The act of doing something, rather than merely reading about it, makes the information absorbed through experience more memorable. This can happen through “muscle memory” from physical activity, or by associating an action with a result.
Experience also helps organize information into useful categories, making it easier to build upon prior experience to interpret new information.
It’s important for parents to put away the flashcards and introduce kids to learning by doing.
Here are 3 reasons experiential learning is important for your child.
Encourages Creativity and Bolsters Independence
Ideally, experiential learning is unstructured. Parents or teachers may set a task, like “make something out of this clay,” “act out a story,” “make up a song,” or “sort these blocks into these buckets.” Kids are left to figure out how they want to do the task and what results they want to achieve.

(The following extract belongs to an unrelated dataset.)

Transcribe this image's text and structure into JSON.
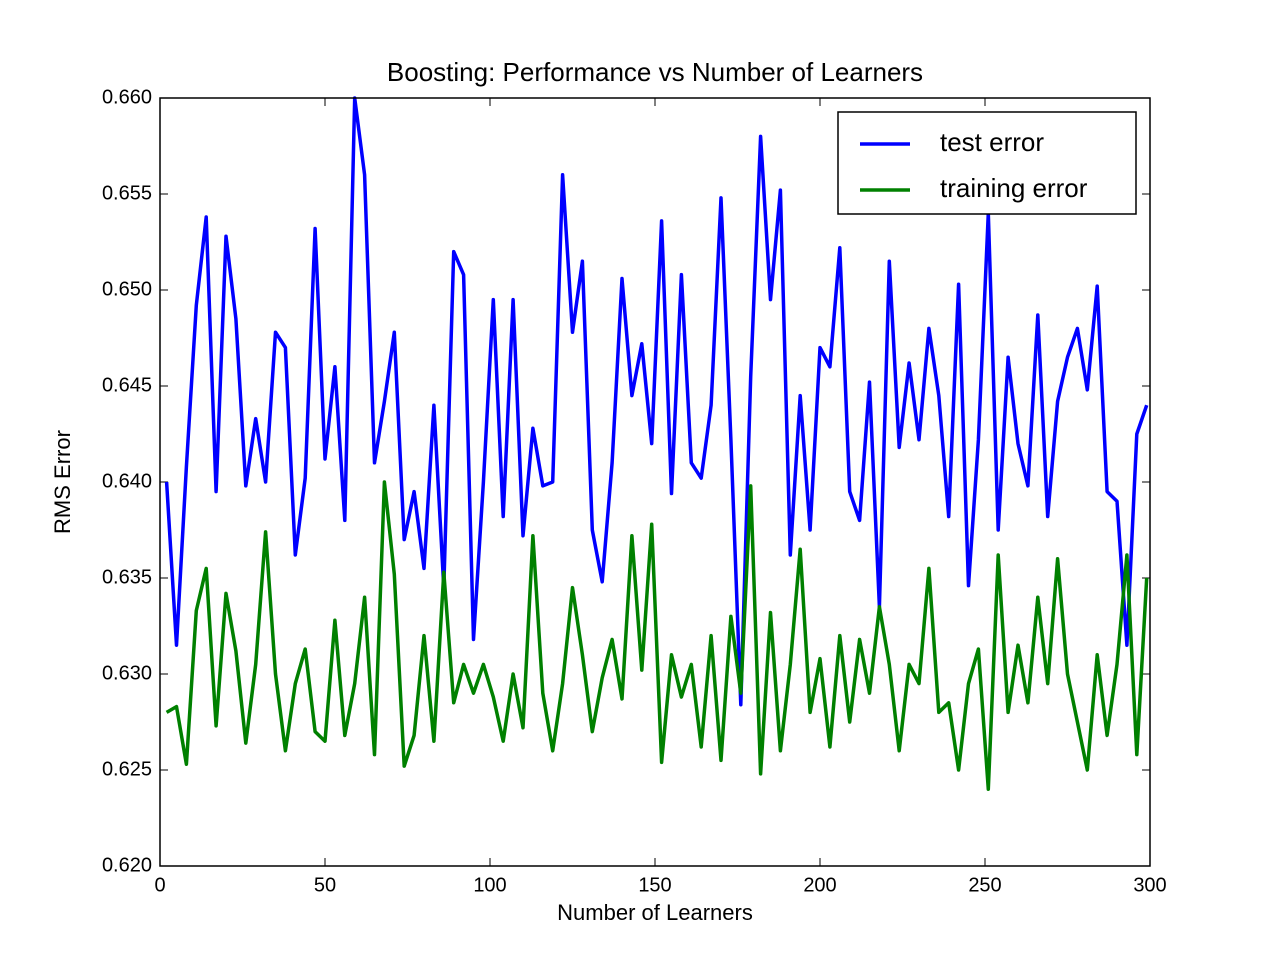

Related: 5 Ways To Celebrate Your Child’s Creativity
Enhances Problem-Solving and Learning From Mistakes
Every mistake is a learning opportunity. When the tower of blocks falls down, kids learn how high they can build their blocks without causing a collapse. Allowed to play without parental interference, rules, or time limits, kids learn that fluffy snow doesn’t make good snowballs, and underinflated balls won’t bounce. Then they have to figure out what to do about it: learn how to inflate the ball and figure out something else fun to do with fluffy snow.
Kids with sensory integration problems, including those on the autism spectrum, need experiential learning even more than neurotypical children. Sensory play aids in problem-solving skills by helping kids with overconnected brains as well as typical kids learn how to process sensory information about their environment and their physical selves.
Related: Struggling With Concentration Problems? Here Are Some Useful Tips
Boosts Collaborative Skills
Experiential learning involves teamwork. If kids decide to put on a play, they have to work together to decide who will play what part, how to make costumes, and what to use for props. Everyone has input, and all must engage in compromise and collaboration to make the performance work—even if the result is more of a Charlie Brown dance party than a structured performance.
Related: Team sports that make exercise fun
Experiential learning is important for all children. It turns uncut pizzas into practical math lessons in division. It makes a trip to the beach a lesson in geology and bath time an illustration of water displacement, volume, and buoyancy. The educational role for adults is to create a safe environment for experiences to happen organically and to be there for safety, but to step back and observe without imposing rules, offering suggestions, or commenting on the quality of the results. The creativity and inventive problem-solving kids display when given the chance will confirm the value of learning by doing.